My partner Yeong arrived today and he and his son James, who lives in Chicago (he’s a trader at the Chicago Exchange), took me out for a day-late birthday dinner at an excellent Italian restaurant, Prosecco. We made it back to the hotel in time for the Random House-hosted riverboat cruise party that embarked at 8pm. They had hors d’oeuvre and an open bar. We went inland, down the south branch of the Chicago River, turned around at a raisable railroad bridge that wasn’t raised, headed back through downtown and then out onto the lake, making a big oblong loop from north to south, giving us a spectacular view of the Chicago skyline. It was a three hour tour! On the boat I chatted with Liza and Gary Wolfe – both for the first time at the con; they lead much busier schedules than mine – Kirsten and husband Aaron, Beth Gwinn, Ellen Datlow, Robert Reed, Kay Kenyon, Karen Haber, Rob Sawyer, Connie Willis, and probably others I don’t recall; other luminaries, John Joseph Adams and Joe Haldeman and Robert Silverberg and George R.R. Martin, were also onboard. It cooled off nicely after a day of humid heat, though the Blue Moon was hidden behind a gauzy film of thin clouds.
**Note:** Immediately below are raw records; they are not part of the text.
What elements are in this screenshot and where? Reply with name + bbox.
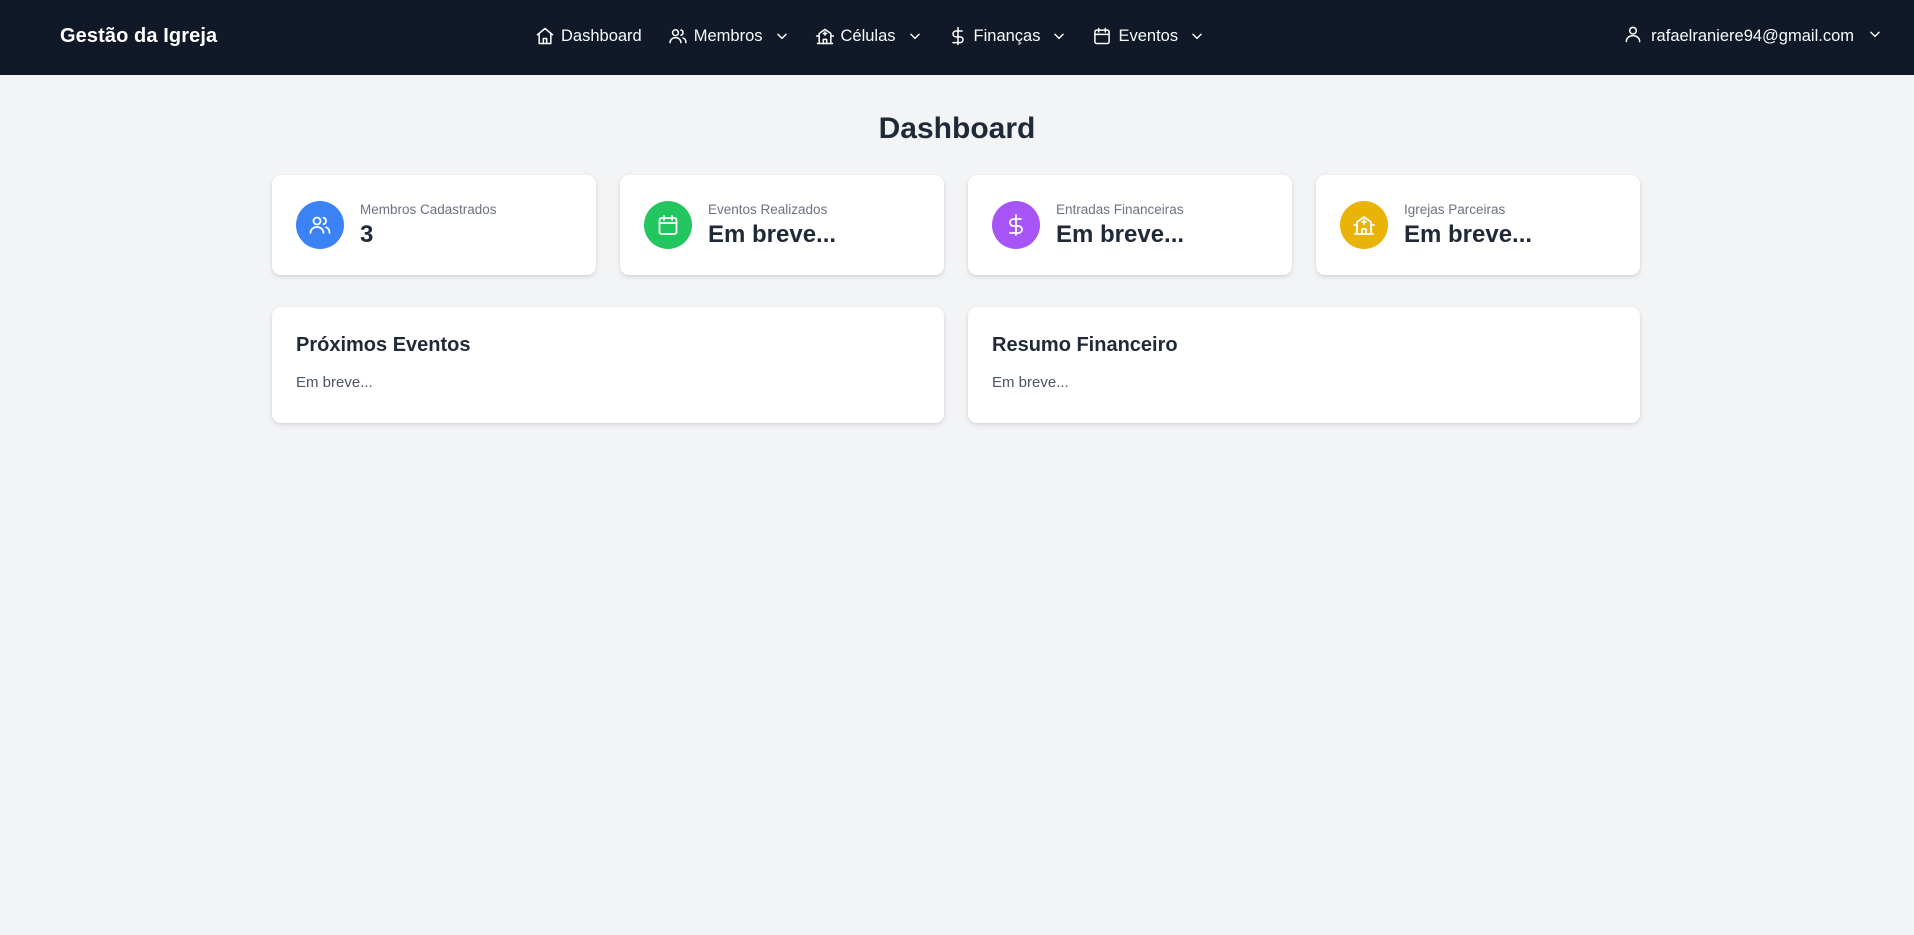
stat-value: Em breve... — [1056, 220, 1185, 248]
calendar-icon — [644, 201, 692, 249]
panel-title: Resumo Financeiro — [992, 334, 1178, 356]
stat-value: 3 — [360, 220, 374, 248]
stat-label: Igrejas Parceiras — [1404, 201, 1506, 217]
nav-membros[interactable]: Membros — [668, 26, 789, 46]
panel-resumo-financeiro: Resumo Financeiro Em breve... — [968, 307, 1640, 423]
stat-card-igrejas: Igrejas Parceiras Em breve... — [1316, 175, 1640, 275]
stat-card-eventos: Eventos Realizados Em breve... — [620, 175, 944, 275]
stat-card-financas: Entradas Financeiras Em breve... — [968, 175, 1292, 275]
building-icon — [1340, 201, 1388, 249]
nav-dashboard[interactable]: Dashboard — [535, 26, 642, 46]
chevron-down-icon — [775, 29, 789, 43]
user-menu[interactable]: rafaelraniere94@gmail.com — [1623, 0, 1882, 72]
nav-eventos[interactable]: Eventos — [1092, 26, 1204, 46]
users-icon — [668, 26, 688, 46]
panels-row: Próximos Eventos Em breve... Resumo Fina… — [272, 307, 1640, 423]
stat-value: Em breve... — [708, 220, 837, 248]
top-navbar: Gestão da Igreja Dashboard Membros Célul… — [0, 0, 1914, 75]
home-icon — [535, 26, 555, 46]
nav-eventos-label: Eventos — [1118, 26, 1179, 45]
chevron-down-icon — [1052, 29, 1066, 43]
user-email: rafaelraniere94@gmail.com — [1651, 26, 1854, 45]
stat-label: Eventos Realizados — [708, 201, 828, 217]
nav-financas[interactable]: Finanças — [948, 26, 1067, 46]
chevron-down-icon — [1868, 27, 1882, 46]
main-content: Dashboard Membros Cadastrados 3 Eventos … — [0, 75, 1914, 423]
chevron-down-icon — [908, 29, 922, 43]
dollar-icon — [948, 26, 968, 46]
stats-row: Membros Cadastrados 3 Eventos Realizados… — [272, 175, 1640, 275]
dollar-icon — [992, 201, 1040, 249]
panel-text: Em breve... — [992, 374, 1069, 391]
stat-label: Entradas Financeiras — [1056, 201, 1184, 217]
users-icon — [296, 201, 344, 249]
nav-financas-label: Finanças — [973, 26, 1041, 45]
stat-card-membros: Membros Cadastrados 3 — [272, 175, 596, 275]
stat-label: Membros Cadastrados — [360, 201, 497, 217]
panel-title: Próximos Eventos — [296, 334, 471, 356]
chevron-down-icon — [1190, 29, 1204, 43]
nav-celulas[interactable]: Células — [815, 26, 922, 46]
nav-dashboard-label: Dashboard — [561, 26, 642, 45]
calendar-icon — [1092, 26, 1112, 46]
nav-membros-label: Membros — [693, 26, 763, 45]
panel-proximos-eventos: Próximos Eventos Em breve... — [272, 307, 944, 423]
brand-title[interactable]: Gestão da Igreja — [60, 0, 217, 72]
page-title: Dashboard — [878, 112, 1036, 145]
stat-value: Em breve... — [1404, 220, 1533, 248]
nav-celulas-label: Células — [840, 26, 896, 45]
building-icon — [815, 26, 835, 46]
user-icon — [1623, 24, 1643, 49]
panel-text: Em breve... — [296, 374, 373, 391]
main-nav: Dashboard Membros Células Finanças Event… — [535, 0, 1204, 72]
We were back by 11. I briefly checked out the top party floor in the east tower, which included both the Tor party and something called ‘Barfleet’, which apparently featured adult entertainment, but the entire floor was crowded and hot. I made one circuit through the Tor party, seeing no one I knew, and exited the floor forthwith. On the way to the elevator to my room in the other tower I paused briefly to chat with a group including Jim Kelly and John Kessel and Lawrence Person and Rick Wilber and Jacob and Rina Weisman, as they floated anthology ideas. I told them something I heard today: a nongenre publisher thought that a story wasn’t SF unless it had a dinosaur in it. (Did Ellen tell that anecdote? Now I don’t remember.) They also floated an SF version of ‘Fifty Shades of..’ If these anthologies ever appear, you heard it here first.

The view from my window on the 28th floor is of the office building next door. Curious observation: since this morning, a floor and a half of that building, two or three floors below me, has emptied out. I guess the tenants vacated.